The relationship's lack of consumation isn't fully satisfying, but that's part of what creates the fascination of this combination Houdini and Bruce Willis. The character's narrow field of perfection is probably borne out of the needs of the game on which it's based, but director Xavier Gens and screenwriter Skip Woods know what they're doing with this stylistic movie context.

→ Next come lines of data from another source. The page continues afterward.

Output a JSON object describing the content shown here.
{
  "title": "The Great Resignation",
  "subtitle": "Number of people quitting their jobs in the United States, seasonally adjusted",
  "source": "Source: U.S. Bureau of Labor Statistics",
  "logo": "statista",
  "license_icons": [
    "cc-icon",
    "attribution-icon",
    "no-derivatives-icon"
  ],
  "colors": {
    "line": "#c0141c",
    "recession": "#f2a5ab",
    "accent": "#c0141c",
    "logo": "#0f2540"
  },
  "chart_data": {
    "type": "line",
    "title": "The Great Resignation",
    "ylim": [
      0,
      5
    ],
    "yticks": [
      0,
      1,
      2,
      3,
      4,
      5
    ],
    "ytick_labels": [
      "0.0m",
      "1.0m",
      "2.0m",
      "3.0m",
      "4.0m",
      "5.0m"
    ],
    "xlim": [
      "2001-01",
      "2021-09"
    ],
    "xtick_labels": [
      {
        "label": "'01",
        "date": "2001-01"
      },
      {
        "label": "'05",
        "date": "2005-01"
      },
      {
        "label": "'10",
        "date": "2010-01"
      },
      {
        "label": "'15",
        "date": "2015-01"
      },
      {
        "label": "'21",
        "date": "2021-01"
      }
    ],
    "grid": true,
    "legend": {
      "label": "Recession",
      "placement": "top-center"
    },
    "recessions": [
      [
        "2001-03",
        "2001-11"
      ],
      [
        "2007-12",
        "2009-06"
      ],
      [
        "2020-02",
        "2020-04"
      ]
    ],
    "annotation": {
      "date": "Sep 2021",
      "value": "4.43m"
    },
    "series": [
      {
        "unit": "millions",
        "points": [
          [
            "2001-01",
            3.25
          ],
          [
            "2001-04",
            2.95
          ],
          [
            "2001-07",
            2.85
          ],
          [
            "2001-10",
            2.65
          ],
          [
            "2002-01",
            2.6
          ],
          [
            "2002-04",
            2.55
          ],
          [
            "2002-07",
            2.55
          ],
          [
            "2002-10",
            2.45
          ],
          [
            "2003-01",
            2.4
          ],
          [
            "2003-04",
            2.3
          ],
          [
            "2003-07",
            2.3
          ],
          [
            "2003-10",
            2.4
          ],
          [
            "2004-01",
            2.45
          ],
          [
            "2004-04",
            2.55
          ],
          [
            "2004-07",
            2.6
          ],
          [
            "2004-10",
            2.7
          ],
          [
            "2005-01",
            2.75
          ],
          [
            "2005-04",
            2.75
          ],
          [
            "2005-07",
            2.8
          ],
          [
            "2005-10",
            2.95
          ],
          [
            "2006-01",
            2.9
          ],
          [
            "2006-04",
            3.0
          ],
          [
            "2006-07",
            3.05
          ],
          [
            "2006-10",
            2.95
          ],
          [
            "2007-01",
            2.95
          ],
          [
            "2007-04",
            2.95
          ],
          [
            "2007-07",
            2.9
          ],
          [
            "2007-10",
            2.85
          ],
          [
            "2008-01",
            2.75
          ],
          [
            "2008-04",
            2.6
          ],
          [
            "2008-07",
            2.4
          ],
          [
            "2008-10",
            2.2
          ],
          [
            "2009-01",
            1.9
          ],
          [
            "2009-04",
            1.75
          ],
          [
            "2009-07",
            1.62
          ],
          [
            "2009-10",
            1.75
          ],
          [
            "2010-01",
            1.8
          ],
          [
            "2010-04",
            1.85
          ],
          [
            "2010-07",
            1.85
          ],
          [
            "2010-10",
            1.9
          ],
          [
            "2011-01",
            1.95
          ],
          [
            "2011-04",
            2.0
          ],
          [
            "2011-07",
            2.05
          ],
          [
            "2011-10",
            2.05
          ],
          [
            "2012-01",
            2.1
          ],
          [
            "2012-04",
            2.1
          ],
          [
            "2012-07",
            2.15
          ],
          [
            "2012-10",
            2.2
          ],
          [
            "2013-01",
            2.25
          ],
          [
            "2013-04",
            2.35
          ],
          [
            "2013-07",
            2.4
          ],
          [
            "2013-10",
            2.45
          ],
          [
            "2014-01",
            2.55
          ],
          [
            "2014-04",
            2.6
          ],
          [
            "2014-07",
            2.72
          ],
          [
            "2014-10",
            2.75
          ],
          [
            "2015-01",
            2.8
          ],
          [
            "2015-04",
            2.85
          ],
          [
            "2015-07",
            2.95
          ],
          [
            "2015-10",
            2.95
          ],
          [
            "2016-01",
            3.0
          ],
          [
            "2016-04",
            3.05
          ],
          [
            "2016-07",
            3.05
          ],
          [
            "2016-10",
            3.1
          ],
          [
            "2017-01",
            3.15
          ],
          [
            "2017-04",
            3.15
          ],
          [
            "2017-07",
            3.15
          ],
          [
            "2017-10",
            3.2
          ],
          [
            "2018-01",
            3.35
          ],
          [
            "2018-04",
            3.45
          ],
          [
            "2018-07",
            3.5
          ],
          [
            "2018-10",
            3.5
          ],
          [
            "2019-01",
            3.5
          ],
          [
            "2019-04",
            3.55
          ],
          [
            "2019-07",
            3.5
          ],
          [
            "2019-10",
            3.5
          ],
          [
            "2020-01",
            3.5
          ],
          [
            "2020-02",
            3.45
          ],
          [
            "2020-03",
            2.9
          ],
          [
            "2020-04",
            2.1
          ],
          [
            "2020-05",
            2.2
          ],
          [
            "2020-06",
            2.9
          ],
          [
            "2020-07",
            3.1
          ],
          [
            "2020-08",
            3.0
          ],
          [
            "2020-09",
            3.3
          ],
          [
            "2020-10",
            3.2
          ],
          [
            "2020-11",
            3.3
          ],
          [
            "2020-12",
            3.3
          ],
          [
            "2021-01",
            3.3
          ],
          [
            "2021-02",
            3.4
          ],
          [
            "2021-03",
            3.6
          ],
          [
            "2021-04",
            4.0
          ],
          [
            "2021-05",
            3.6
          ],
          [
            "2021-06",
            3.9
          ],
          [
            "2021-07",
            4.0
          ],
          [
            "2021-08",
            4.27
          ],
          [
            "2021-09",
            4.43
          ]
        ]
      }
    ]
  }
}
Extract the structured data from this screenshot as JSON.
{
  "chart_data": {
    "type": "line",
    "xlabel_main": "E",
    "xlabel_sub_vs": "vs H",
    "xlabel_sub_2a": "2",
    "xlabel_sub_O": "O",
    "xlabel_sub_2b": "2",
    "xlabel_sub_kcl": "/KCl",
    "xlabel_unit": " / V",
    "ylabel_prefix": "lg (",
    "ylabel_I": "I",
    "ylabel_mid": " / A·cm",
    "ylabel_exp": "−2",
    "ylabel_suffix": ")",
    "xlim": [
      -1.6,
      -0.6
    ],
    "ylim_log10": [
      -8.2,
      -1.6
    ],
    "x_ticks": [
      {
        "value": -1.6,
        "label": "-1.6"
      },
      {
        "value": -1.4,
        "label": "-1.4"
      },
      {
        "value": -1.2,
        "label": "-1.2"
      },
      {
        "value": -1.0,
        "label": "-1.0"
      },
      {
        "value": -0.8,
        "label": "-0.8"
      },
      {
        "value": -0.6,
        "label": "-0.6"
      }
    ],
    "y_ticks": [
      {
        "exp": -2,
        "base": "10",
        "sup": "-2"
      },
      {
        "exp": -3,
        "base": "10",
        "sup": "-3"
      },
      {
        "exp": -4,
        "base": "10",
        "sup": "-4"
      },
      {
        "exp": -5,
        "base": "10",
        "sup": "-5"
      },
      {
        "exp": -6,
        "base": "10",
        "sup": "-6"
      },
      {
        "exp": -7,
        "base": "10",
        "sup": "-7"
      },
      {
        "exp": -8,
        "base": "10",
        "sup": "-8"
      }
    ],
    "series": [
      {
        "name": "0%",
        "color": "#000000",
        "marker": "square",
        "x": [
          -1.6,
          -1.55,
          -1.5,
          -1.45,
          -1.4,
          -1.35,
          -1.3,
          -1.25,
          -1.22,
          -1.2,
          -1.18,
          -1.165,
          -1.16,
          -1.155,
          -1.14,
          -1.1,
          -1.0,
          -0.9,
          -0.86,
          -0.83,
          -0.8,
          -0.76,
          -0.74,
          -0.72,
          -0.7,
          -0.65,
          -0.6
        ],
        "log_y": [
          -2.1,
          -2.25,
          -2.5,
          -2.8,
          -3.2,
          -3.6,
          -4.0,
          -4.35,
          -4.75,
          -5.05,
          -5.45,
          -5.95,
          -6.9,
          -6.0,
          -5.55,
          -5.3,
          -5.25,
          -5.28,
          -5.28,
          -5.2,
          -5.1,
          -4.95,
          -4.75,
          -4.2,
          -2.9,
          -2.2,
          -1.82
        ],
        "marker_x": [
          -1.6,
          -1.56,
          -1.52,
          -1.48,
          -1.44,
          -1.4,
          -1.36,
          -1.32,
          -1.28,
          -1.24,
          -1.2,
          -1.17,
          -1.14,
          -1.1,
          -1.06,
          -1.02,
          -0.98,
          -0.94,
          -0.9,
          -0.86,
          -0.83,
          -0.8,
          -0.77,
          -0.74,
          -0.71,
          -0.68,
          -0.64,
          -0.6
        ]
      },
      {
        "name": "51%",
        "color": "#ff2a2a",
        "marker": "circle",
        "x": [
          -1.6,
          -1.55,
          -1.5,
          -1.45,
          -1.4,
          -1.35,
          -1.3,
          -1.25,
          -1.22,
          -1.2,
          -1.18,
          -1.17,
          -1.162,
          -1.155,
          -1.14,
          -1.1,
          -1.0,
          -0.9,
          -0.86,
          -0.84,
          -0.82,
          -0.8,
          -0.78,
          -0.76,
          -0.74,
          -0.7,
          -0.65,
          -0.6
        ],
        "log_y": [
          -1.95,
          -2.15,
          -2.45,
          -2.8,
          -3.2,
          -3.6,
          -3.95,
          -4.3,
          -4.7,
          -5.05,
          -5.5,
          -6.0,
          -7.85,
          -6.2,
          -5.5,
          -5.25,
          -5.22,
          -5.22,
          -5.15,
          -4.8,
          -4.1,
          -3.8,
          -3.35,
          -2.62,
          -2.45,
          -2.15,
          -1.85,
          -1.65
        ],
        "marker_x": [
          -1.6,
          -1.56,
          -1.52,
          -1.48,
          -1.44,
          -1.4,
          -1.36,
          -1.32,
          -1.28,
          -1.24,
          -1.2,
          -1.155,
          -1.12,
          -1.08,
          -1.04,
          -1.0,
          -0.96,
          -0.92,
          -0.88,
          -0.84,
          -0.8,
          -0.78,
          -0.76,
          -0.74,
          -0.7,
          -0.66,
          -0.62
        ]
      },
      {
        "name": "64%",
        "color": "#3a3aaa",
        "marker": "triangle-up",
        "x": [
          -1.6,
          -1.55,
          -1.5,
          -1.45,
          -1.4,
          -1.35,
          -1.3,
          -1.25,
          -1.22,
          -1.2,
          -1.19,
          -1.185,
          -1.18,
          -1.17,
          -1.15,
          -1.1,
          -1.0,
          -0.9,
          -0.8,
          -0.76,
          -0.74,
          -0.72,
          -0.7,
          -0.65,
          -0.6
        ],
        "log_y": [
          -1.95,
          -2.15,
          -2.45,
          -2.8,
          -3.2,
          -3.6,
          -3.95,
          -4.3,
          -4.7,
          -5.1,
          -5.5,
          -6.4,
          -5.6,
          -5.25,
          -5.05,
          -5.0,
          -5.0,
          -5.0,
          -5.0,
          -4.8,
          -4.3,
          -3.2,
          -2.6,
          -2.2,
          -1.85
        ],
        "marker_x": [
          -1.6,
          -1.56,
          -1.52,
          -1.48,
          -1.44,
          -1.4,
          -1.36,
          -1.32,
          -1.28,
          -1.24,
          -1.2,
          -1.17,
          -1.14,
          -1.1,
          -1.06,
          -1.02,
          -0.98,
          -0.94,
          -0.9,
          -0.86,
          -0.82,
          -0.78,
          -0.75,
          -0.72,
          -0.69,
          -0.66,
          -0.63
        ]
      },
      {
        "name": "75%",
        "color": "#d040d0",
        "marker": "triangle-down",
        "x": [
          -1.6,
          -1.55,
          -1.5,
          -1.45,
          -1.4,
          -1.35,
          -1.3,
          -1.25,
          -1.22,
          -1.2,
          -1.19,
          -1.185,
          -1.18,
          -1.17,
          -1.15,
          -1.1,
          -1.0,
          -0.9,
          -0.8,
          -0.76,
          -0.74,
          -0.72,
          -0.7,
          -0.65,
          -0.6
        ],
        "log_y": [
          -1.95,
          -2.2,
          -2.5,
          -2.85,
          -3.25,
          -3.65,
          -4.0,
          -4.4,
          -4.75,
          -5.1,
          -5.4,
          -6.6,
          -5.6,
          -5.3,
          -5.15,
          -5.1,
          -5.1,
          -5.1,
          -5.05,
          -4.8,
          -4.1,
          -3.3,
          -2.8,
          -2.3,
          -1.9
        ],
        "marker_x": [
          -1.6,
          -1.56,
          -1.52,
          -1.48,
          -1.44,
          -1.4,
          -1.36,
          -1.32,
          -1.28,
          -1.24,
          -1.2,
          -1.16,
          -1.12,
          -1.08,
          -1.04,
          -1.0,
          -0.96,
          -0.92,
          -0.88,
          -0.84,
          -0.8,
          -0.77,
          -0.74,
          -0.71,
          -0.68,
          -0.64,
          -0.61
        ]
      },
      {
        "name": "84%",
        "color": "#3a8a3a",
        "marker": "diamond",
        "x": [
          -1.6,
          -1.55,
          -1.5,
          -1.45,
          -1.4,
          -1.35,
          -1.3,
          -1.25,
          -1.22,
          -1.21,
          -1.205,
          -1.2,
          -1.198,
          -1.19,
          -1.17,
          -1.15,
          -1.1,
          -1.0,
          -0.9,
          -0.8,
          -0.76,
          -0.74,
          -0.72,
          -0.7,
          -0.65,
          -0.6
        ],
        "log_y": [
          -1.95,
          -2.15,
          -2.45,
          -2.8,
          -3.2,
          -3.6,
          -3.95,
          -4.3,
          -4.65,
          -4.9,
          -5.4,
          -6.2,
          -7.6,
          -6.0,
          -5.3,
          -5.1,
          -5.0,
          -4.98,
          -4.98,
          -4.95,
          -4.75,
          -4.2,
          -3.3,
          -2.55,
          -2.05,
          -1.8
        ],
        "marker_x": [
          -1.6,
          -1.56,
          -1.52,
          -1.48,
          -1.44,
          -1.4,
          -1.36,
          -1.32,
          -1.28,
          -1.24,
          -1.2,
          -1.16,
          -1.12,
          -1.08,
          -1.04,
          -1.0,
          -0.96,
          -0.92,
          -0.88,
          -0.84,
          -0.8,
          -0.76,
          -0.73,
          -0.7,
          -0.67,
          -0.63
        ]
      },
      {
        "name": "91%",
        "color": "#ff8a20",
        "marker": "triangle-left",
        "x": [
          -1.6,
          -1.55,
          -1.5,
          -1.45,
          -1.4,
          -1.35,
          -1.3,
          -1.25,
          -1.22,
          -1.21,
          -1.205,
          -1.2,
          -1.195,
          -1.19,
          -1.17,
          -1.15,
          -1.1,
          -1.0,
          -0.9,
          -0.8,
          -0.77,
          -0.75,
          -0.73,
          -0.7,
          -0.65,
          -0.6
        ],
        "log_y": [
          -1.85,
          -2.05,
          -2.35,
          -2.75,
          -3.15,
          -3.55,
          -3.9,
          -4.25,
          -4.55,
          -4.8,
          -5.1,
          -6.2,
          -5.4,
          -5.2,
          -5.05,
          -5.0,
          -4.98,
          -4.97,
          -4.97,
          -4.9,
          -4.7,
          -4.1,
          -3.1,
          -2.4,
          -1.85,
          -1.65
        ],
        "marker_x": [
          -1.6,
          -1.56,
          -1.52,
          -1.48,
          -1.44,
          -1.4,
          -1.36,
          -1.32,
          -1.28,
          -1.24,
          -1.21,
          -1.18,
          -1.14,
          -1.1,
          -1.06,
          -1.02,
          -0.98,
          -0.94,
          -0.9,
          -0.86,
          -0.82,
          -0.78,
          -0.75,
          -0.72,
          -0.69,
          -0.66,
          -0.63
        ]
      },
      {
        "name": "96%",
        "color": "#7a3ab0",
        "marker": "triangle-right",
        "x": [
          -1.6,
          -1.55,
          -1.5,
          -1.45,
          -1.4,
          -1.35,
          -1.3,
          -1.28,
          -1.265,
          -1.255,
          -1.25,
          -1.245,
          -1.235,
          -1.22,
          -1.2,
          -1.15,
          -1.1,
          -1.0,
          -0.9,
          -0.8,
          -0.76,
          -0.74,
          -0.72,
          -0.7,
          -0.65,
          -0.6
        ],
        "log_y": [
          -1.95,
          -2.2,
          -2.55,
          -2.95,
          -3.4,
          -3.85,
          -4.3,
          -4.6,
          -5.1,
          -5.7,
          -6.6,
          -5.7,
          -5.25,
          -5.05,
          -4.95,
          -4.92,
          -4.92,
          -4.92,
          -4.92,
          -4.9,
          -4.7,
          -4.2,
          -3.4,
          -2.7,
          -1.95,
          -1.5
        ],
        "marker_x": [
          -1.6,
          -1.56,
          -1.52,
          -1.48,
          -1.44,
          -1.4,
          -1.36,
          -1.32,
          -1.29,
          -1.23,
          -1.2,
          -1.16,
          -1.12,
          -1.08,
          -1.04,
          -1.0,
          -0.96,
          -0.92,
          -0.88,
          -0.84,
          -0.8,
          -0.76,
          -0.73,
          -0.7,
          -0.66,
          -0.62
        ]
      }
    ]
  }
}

Another game-derived piece of imagery that comes with unexplained logic is the agent's bald head sporting a scannable barcode tattooed in the back. While acceptable on the game monitor, in the more discerning scope of a movie it begs the question why would a hitman (hitmen, for that matter) emblazon their vocation on their person with iconic imagery? And, while the very high quality of the production goes so far beyond the game board, much of the action choreography, the lethal poses and the constant body attrition rate maintain the tie, for better or worse. I think it's a way to keep the gaming fans attached to what brought them here in the first place.
Actor Vin Diesel was executive producer, which makes one wonder if the script went to him first. However it evolved as a movie, I'm happy about the key role going to Olyphant who lends a more credible detachment to the role of hero working in an isolated world than Diesel might have.
But of all the good, working talent here, Kurylenko is the most seductive in all senses. A relatively new actress on the international scene, she's a vision of physical perfection top to bottom with a feisty energy that goes to the heart. As I predicted the pathway to certain stardom for brilliant Ellen Page, I hereby do the same for this promising performer. What she has to offer only awaits discovery by one major filmmaker or studio in Hollywood.